4 Kasım 2015 Çarşamba

Barasor'dan Göç

1957 senesinin yazında  henüz beş yaşındayım. 

Başbağlar köyü öğçe mahallesinde Şakiroğlu Ahmet efendinin (yani dedem Ahmet Ayık’ın) evinin ötmesinin altında son hazırlıklar yapılıyor. İstanbuldan gelen babamın amcasının oğlu Fahri Ayık;  annemi, beni  ve kızkardeşimi İstanbula götürecek. 

Ötmenin altındaki üç katır var. Katırlardan birine kucağına aldığı iki yaşındaki kızkardeşimle birlikte annem bindiriliyor. İkinci katıra bir yorganın içine ben oturur vaziyette yerleştirildikten sonra yolculuk esnasında katırdan düşmeyeyim diye örkenle sımsıkı katıra bağlanmış vaziyette bindiriliyorum. Üçüncü katıra ise Fahri ağabeyim biniyor ve bu şekilde yolculuğumuz başlıyor.




Önce Başpınara sonra Kemaliyeye ve nihayet iki gün süren bu katır yolculuğundan sonra Bağıştaşa geliyoruz. Katır sahipleri bizi katırlardan indirdikten sonra köye gitmek üzere ayrılıyorlar. 

Bağıştaş denen bu yerde küçük bir kulübe (tren garı imiş) tam karşısında kavaklardan oluşan bir ağaçlık var. Ağaçlıkta bir de oluğundan devamlı su akan bir çeşme mevcut. Kulübe ile ağaçlık arasında bir patika yol var. Kulübenin önünde bekliyoruz. 

Fahri ağabeyim, tren gelecek biz trenle İstanbula gideceğiz diyor. Ben tren denen şeyin ne olduğunu bilmiyorum ve bir insan zannediyorum. Akşam karanlığına kadar bekliyoruz. 

Bu arada önümüzdeki yoldan  eşşeğe binmiş bir adam geçiyor ve ben hah bu tren deyip seviniyorum ama adam geçip gidiyor. Tüm gün boyunca beklediğimiz süre içinde 2-3 kişi bu şekilde geçip gidiyor. 

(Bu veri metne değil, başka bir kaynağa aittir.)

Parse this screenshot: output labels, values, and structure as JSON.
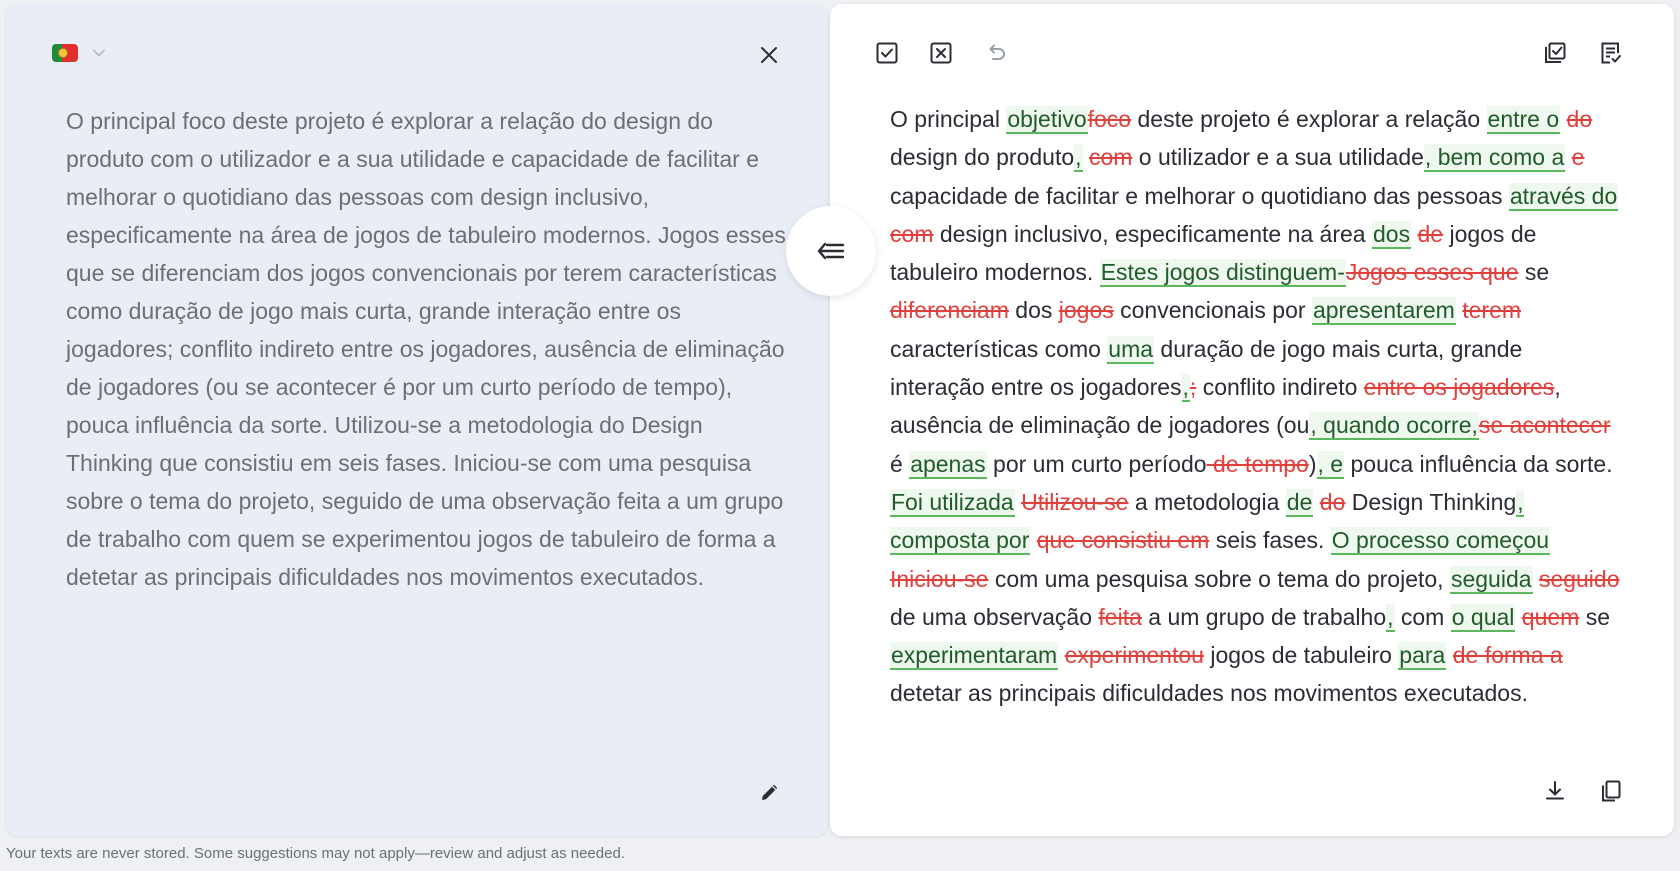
{
  "source": {
    "text": "O principal foco deste projeto é explorar a relação do design do produto com o utilizador e a sua utilidade e capacidade de facilitar e melhorar o quotidiano das pessoas com design inclusivo, especificamente na área de jogos de tabuleiro modernos. Jogos esses que se diferenciam dos jogos convencionais por terem características como duração de jogo mais curta, grande interação entre os jogadores; conflito indireto entre os jogadores, ausência de eliminação de jogadores (ou se acontecer é por um curto período de tempo), pouca influência da sorte. Utilizou-se a metodologia do Design Thinking que consistiu em seis fases. Iniciou-se com uma pesquisa sobre o tema do projeto, seguido de uma observação feita a um grupo de trabalho com quem se experimentou jogos de tabuleiro de forma a detetar as principais dificuldades nos movimentos executados."
  },
  "footer": "Your texts are never stored. Some suggestions may not apply—review and adjust as needed.",
  "corrected_segments": [
    {
      "t": "n",
      "s": "O principal "
    },
    {
      "t": "i",
      "s": "objetivo"
    },
    {
      "t": "d",
      "s": "foco"
    },
    {
      "t": "n",
      "s": " deste projeto é explorar a relação "
    },
    {
      "t": "i",
      "s": "entre o"
    },
    {
      "t": "n",
      "s": " "
    },
    {
      "t": "d",
      "s": "do"
    },
    {
      "t": "n",
      "s": " design do produto"
    },
    {
      "t": "i",
      "s": ","
    },
    {
      "t": "n",
      "s": " "
    },
    {
      "t": "d",
      "s": "com"
    },
    {
      "t": "n",
      "s": " o utilizador e a sua utilidade"
    },
    {
      "t": "i",
      "s": ", bem como a"
    },
    {
      "t": "n",
      "s": " "
    },
    {
      "t": "d",
      "s": "e"
    },
    {
      "t": "n",
      "s": " capacidade de facilitar e melhorar o quotidiano das pessoas "
    },
    {
      "t": "i",
      "s": "através do"
    },
    {
      "t": "n",
      "s": " "
    },
    {
      "t": "d",
      "s": "com"
    },
    {
      "t": "n",
      "s": " design inclusivo, especificamente na área "
    },
    {
      "t": "i",
      "s": "dos"
    },
    {
      "t": "n",
      "s": " "
    },
    {
      "t": "d",
      "s": "de"
    },
    {
      "t": "n",
      "s": " jogos de tabuleiro modernos. "
    },
    {
      "t": "i",
      "s": "Estes jogos distinguem-"
    },
    {
      "t": "d",
      "s": "Jogos esses que"
    },
    {
      "t": "n",
      "s": " se "
    },
    {
      "t": "d",
      "s": "diferenciam"
    },
    {
      "t": "n",
      "s": " dos "
    },
    {
      "t": "d",
      "s": "jogos"
    },
    {
      "t": "n",
      "s": " convencionais por "
    },
    {
      "t": "i",
      "s": "apresentarem"
    },
    {
      "t": "n",
      "s": " "
    },
    {
      "t": "d",
      "s": "terem"
    },
    {
      "t": "n",
      "s": " características como "
    },
    {
      "t": "i",
      "s": "uma"
    },
    {
      "t": "n",
      "s": " duração de jogo mais curta, grande interação entre os jogadores"
    },
    {
      "t": "i",
      "s": ","
    },
    {
      "t": "d",
      "s": ";"
    },
    {
      "t": "n",
      "s": " conflito indireto "
    },
    {
      "t": "d",
      "s": "entre os jogadores"
    },
    {
      "t": "n",
      "s": ", ausência de eliminação de jogadores (ou"
    },
    {
      "t": "i",
      "s": ", quando ocorre,"
    },
    {
      "t": "d",
      "s": "se acontecer"
    },
    {
      "t": "n",
      "s": " é "
    },
    {
      "t": "i",
      "s": "apenas"
    },
    {
      "t": "n",
      "s": " por um curto período"
    },
    {
      "t": "d",
      "s": " de tempo"
    },
    {
      "t": "n",
      "s": ")"
    },
    {
      "t": "i",
      "s": ", e"
    },
    {
      "t": "n",
      "s": " pouca influência da sorte. "
    },
    {
      "t": "i",
      "s": "Foi utilizada"
    },
    {
      "t": "n",
      "s": " "
    },
    {
      "t": "d",
      "s": "Utilizou-se"
    },
    {
      "t": "n",
      "s": " a metodologia "
    },
    {
      "t": "i",
      "s": "de"
    },
    {
      "t": "n",
      "s": " "
    },
    {
      "t": "d",
      "s": "do"
    },
    {
      "t": "n",
      "s": " Design Thinking"
    },
    {
      "t": "i",
      "s": ", composta por"
    },
    {
      "t": "n",
      "s": " "
    },
    {
      "t": "d",
      "s": "que consistiu em"
    },
    {
      "t": "n",
      "s": " seis fases. "
    },
    {
      "t": "i",
      "s": "O processo começou"
    },
    {
      "t": "n",
      "s": " "
    },
    {
      "t": "d",
      "s": "Iniciou-se"
    },
    {
      "t": "n",
      "s": " com uma pesquisa sobre o tema do projeto, "
    },
    {
      "t": "i",
      "s": "seguida"
    },
    {
      "t": "n",
      "s": " "
    },
    {
      "t": "d",
      "s": "seguido"
    },
    {
      "t": "n",
      "s": " de uma observação "
    },
    {
      "t": "d",
      "s": "feita"
    },
    {
      "t": "n",
      "s": " a um grupo de trabalho"
    },
    {
      "t": "i",
      "s": ","
    },
    {
      "t": "n",
      "s": " com "
    },
    {
      "t": "i",
      "s": "o qual"
    },
    {
      "t": "n",
      "s": " "
    },
    {
      "t": "d",
      "s": "quem"
    },
    {
      "t": "n",
      "s": " se "
    },
    {
      "t": "i",
      "s": "experimentaram"
    },
    {
      "t": "n",
      "s": " "
    },
    {
      "t": "d",
      "s": "experimentou"
    },
    {
      "t": "n",
      "s": " jogos de tabuleiro "
    },
    {
      "t": "i",
      "s": "para"
    },
    {
      "t": "n",
      "s": " "
    },
    {
      "t": "d",
      "s": "de forma a"
    },
    {
      "t": "n",
      "s": " detetar as principais dificuldades nos movimentos executados."
    }
  ],
  "icons": {
    "language_flag": "portugal-flag-icon",
    "language_dropdown": "chevron-down-icon",
    "close": "close-icon",
    "edit": "pencil-icon",
    "swap": "collapse-left-icon",
    "accept_all": "checkbox-check-icon",
    "reject_all": "checkbox-x-icon",
    "undo": "undo-icon",
    "review": "check-list-icon",
    "notes": "document-check-icon",
    "download": "download-icon",
    "copy": "copy-icon"
  },
  "colors": {
    "insert": "#5cb85c",
    "delete": "#e0413d",
    "left_panel_bg": "#e9edf6"
  }
}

Sonunda hava iyice kararıyor. Sonra birden tiz bir çığlık şeklinde ses duyuyorum ve sesin geldiği tarafa dönüyorum. Ne göreyim: Koskoca açılmış parlak gözleri olan ve kafasından duman çıkan bir şeyin hızla üzerimize geldiğini görünce korkup kaçmaya başlıyorum. Fahri ağabeyim bir taraftan korkmamam gerektiğini bunun tren olduğunu buna binip İstanbula gideceğimizi söylerken bir taraftan da peşimden koşarak beni yakalıyor. Ve bizleri trene bindiriyor. Ve böylece İstanbula trenle yolculuğumuz başlıyor. 




Beş yaşında ilk defa gördüğüm ve daha önce ne olduğunu bilmediğim trenle tanışmam bu şekilde gerçekleşiyor.  Katıra bağlanmış vaziyetteki yolculuk ile trenle ilk tanışmamı barasordan göç edişin anıları olarak hiç bir zaman unutmayacağım.

Başbağlar Köyü : Erzincan Kemaliye İlçesine bağlı 5 Temmuz 1993 te 33 kişinin katledildiği köy.
Barasor: Başbağlar Köyünün yer aldığı vadinin adı.